Village in Kent, England

Shadoxhurst (/ˈʃædɒkshɜːrst/) is a civil parish and a village on the remnant forest the Kent Weald, near Ashford in Kent, England between the Greensand Ridge and Romney Marsh.

==Geography==
Part of the vestige of county-sized woodland known as The Weald, Shadoxhurst is mostly wooded countryside and farmland. with the Whitewater Dyke (a tributary of the River Stour) rising in the area.

Shadoxhurst is on the Woodchurch to Ashford road.

The village is known as 'the woodland gateway to the countryside' and is surrounded by ancient woodlands.

The area ranges between approximately 40 and 50 metres above sea level.

==History==
A fairly comprehensive historical overview in Edward Hasted's History and Topography of Kent covers, for instance, the church and the village as well as the recorded history up to the end of the 18th century.
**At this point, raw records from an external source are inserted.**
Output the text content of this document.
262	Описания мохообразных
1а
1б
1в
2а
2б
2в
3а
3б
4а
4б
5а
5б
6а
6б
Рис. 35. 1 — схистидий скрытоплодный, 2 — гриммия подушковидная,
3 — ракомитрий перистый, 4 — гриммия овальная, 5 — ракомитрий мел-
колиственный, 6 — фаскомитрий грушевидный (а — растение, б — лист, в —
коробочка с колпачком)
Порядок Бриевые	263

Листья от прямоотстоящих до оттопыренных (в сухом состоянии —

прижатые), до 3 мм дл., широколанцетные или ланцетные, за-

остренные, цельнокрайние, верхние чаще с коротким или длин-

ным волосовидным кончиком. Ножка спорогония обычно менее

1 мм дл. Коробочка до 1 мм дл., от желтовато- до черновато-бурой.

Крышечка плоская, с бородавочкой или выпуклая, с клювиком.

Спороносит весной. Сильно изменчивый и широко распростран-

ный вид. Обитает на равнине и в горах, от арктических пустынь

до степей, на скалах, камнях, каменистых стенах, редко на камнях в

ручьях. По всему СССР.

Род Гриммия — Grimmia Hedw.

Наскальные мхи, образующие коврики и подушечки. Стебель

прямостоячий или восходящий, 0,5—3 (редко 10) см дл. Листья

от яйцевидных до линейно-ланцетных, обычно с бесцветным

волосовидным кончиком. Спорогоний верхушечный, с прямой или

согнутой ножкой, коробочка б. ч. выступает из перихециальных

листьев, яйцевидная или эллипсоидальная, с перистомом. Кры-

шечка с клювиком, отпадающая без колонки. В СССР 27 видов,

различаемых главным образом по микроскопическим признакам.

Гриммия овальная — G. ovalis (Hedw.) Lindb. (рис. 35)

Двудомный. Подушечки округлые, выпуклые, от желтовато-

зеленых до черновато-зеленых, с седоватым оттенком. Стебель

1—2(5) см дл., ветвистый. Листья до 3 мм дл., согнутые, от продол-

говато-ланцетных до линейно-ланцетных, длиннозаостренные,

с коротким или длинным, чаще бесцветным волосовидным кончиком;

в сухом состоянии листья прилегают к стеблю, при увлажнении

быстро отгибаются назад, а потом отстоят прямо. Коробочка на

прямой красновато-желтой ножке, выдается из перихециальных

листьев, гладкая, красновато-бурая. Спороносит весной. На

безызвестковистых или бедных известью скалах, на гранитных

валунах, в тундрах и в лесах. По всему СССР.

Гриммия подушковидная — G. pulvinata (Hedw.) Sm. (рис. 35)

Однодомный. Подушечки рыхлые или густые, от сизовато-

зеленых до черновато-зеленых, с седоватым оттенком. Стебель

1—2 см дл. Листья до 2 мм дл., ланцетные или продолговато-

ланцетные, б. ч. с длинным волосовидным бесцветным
Reverend Charles Rolfe (1800–1877), who worked as the rector of Shadoxhurst's St Peter and Paul Church for thirty-nine years was directly descended from John Rolfe of Heacham who married Chief Powhatan's daughter, Pocahontas on 5 April 1614 in Jamestown, Virginia.

==Amenities==
The village has a Church of England 13th-century church with lancet windows, to Saints Peter and Paul.